P.S. Try to forgive Segall for not knowing that that "harder, better, faster, stronger" sample is Daft Punk, and not a "Kanye West song," as she says in the opening of the first episode.
Can LSD make you a billionaire?
If one part of success in Silicon Valley is dependent on your ability to stay up all night and code, the other part depends on your ability to think outside the box. Some in the Valley are trying to force creativity by taking LSD.
Steve Jobs used to say that LSD was one of the keys to his success because it helped him make connections he otherwise would not have made.
It's really unclear if we should be advocating drug use.

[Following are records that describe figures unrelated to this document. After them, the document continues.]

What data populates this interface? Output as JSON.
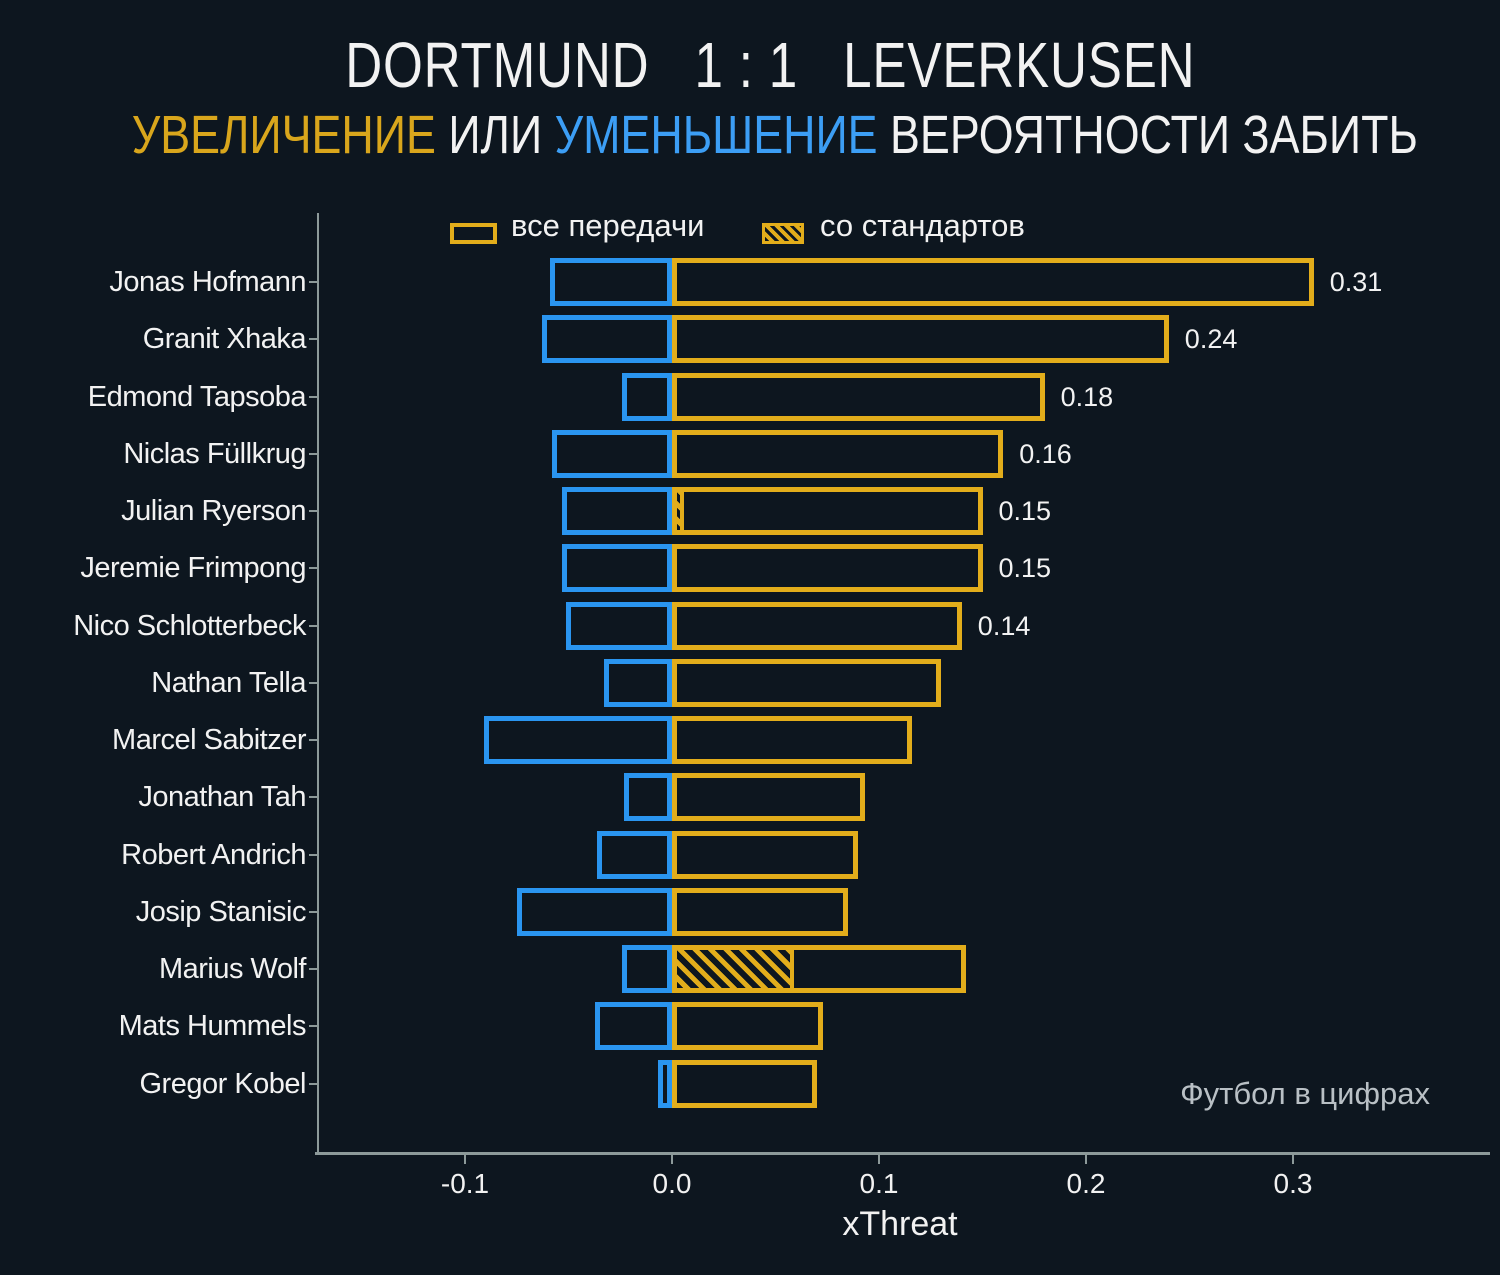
{
  "title": "DORTMUND   1 : 1   LEVERKUSEN",
  "subtitle": {
    "increase_word": "УВЕЛИЧЕНИЕ",
    "or_word": "ИЛИ",
    "decrease_word": "УМЕНЬШЕНИЕ",
    "rest": "ВЕРОЯТНОСТИ ЗАБИТЬ"
  },
  "legend": {
    "all_passes_label": "все передачи",
    "set_pieces_label": "со стандартов"
  },
  "watermark": "Футбол в цифрах",
  "colors": {
    "background": "#0d161f",
    "increase_yellow": "#e2ad1b",
    "decrease_blue": "#2a95f0",
    "subtitle_gold": "#d9a61c",
    "subtitle_blue": "#3c9ef5",
    "text": "#f2f2f2",
    "axis": "#8d9a9a",
    "watermark_gray": "#b9c0c5"
  },
  "chart_data": {
    "type": "bar",
    "orientation": "horizontal",
    "title": "DORTMUND 1 : 1 LEVERKUSEN — УВЕЛИЧЕНИЕ ИЛИ УМЕНЬШЕНИЕ ВЕРОЯТНОСТИ ЗАБИТЬ",
    "xlabel": "xThreat",
    "ylabel": "",
    "xlim": [
      -0.171,
      0.393
    ],
    "x_ticks": [
      -0.1,
      0.0,
      0.1,
      0.2,
      0.3
    ],
    "x_tick_labels": [
      "-0.1",
      "0.0",
      "0.1",
      "0.2",
      "0.3"
    ],
    "grid": false,
    "legend_position": "top",
    "series_meaning": {
      "increase": "все передачи (increase in scoring probability, yellow outline)",
      "set_piece": "со стандартов (from set pieces, yellow hatched)",
      "decrease": "уменьшение (decrease in scoring probability, blue outline)"
    },
    "players": [
      {
        "name": "Jonas Hofmann",
        "increase": 0.31,
        "decrease": -0.059,
        "set_piece": 0,
        "label": "0.31"
      },
      {
        "name": "Granit Xhaka",
        "increase": 0.24,
        "decrease": -0.063,
        "set_piece": 0,
        "label": "0.24"
      },
      {
        "name": "Edmond Tapsoba",
        "increase": 0.18,
        "decrease": -0.024,
        "set_piece": 0,
        "label": "0.18"
      },
      {
        "name": "Niclas Füllkrug",
        "increase": 0.16,
        "decrease": -0.058,
        "set_piece": 0,
        "label": "0.16"
      },
      {
        "name": "Julian Ryerson",
        "increase": 0.15,
        "decrease": -0.053,
        "set_piece": 0.006,
        "label": "0.15"
      },
      {
        "name": "Jeremie Frimpong",
        "increase": 0.15,
        "decrease": -0.053,
        "set_piece": 0,
        "label": "0.15"
      },
      {
        "name": "Nico Schlotterbeck",
        "increase": 0.14,
        "decrease": -0.051,
        "set_piece": 0,
        "label": "0.14"
      },
      {
        "name": "Nathan Tella",
        "increase": 0.13,
        "decrease": -0.033,
        "set_piece": 0
      },
      {
        "name": "Marcel Sabitzer",
        "increase": 0.116,
        "decrease": -0.091,
        "set_piece": 0
      },
      {
        "name": "Jonathan Tah",
        "increase": 0.093,
        "decrease": -0.023,
        "set_piece": 0
      },
      {
        "name": "Robert Andrich",
        "increase": 0.09,
        "decrease": -0.036,
        "set_piece": 0
      },
      {
        "name": "Josip Stanisic",
        "increase": 0.085,
        "decrease": -0.075,
        "set_piece": 0
      },
      {
        "name": "Marius Wolf",
        "increase": 0.142,
        "decrease": -0.024,
        "set_piece": 0.059
      },
      {
        "name": "Mats Hummels",
        "increase": 0.073,
        "decrease": -0.037,
        "set_piece": 0
      },
      {
        "name": "Gregor Kobel",
        "increase": 0.07,
        "decrease": -0.007,
        "set_piece": 0
      }
    ]
  }
}
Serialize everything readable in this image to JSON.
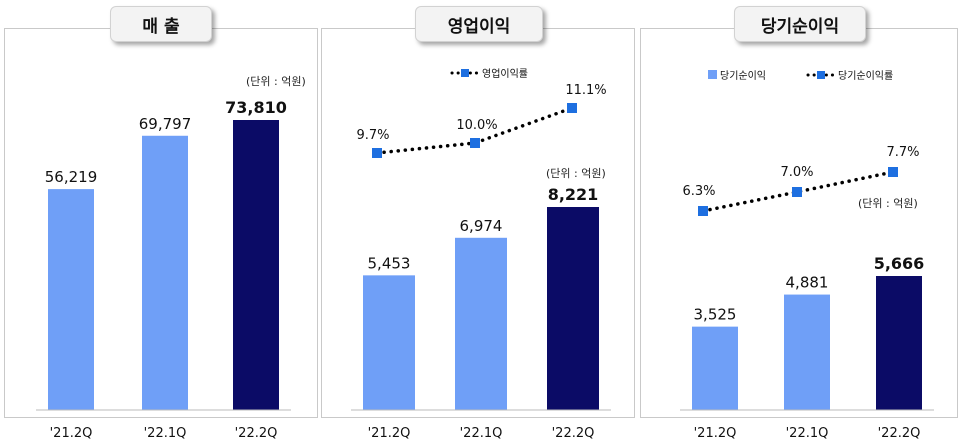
{
  "unit_label": "(단위 : 억원)",
  "colors": {
    "light_bar": "#6f9ff7",
    "dark_bar": "#0b0b66",
    "marker": "#1e6fe0"
  },
  "chart_data": [
    {
      "type": "bar",
      "title": "매 출",
      "categories": [
        "'21.2Q",
        "'22.1Q",
        "'22.2Q"
      ],
      "values": [
        56219,
        69797,
        73810
      ],
      "value_labels": [
        "56,219",
        "69,797",
        "73,810"
      ],
      "unit": "(단위 : 억원)"
    },
    {
      "type": "bar",
      "title": "영업이익",
      "categories": [
        "'21.2Q",
        "'22.1Q",
        "'22.2Q"
      ],
      "values": [
        5453,
        6974,
        8221
      ],
      "value_labels": [
        "5,453",
        "6,974",
        "8,221"
      ],
      "unit": "(단위 : 억원)",
      "line_series": {
        "name": "영업이익률",
        "values": [
          9.7,
          10.0,
          11.1
        ],
        "labels": [
          "9.7%",
          "10.0%",
          "11.1%"
        ]
      },
      "legend": [
        "영업이익률"
      ]
    },
    {
      "type": "bar",
      "title": "당기순이익",
      "categories": [
        "'21.2Q",
        "'22.1Q",
        "'22.2Q"
      ],
      "values": [
        3525,
        4881,
        5666
      ],
      "value_labels": [
        "3,525",
        "4,881",
        "5,666"
      ],
      "unit": "(단위 : 억원)",
      "bar_series_name": "당기순이익",
      "line_series": {
        "name": "당기순이익률",
        "values": [
          6.3,
          7.0,
          7.7
        ],
        "labels": [
          "6.3%",
          "7.0%",
          "7.7%"
        ]
      },
      "legend": [
        "당기순이익",
        "당기순이익률"
      ]
    }
  ]
}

Because too many people seem prone to abusing drugs.
I saw some stats lately on TV, that even with Heroin only 24% of people who use it get addicted. I think Marijuana was in the low teens, as was alcohol. If those stats were correct, it means a lot less people get addicted, than most people probably think, but to those that do get addicted it's devastating.
It might be more of a young persons thing to do, as it might have more bad effects on an older person, and maybe we still need to proceed with extreme caution, until we come up with more successful ways to deal with addiction.
Still if 1 in 4 people are getting addicted, that seems like a lot. Enough to proceed with caution.
Because yes, we still need to develop better ways to deal with addiction.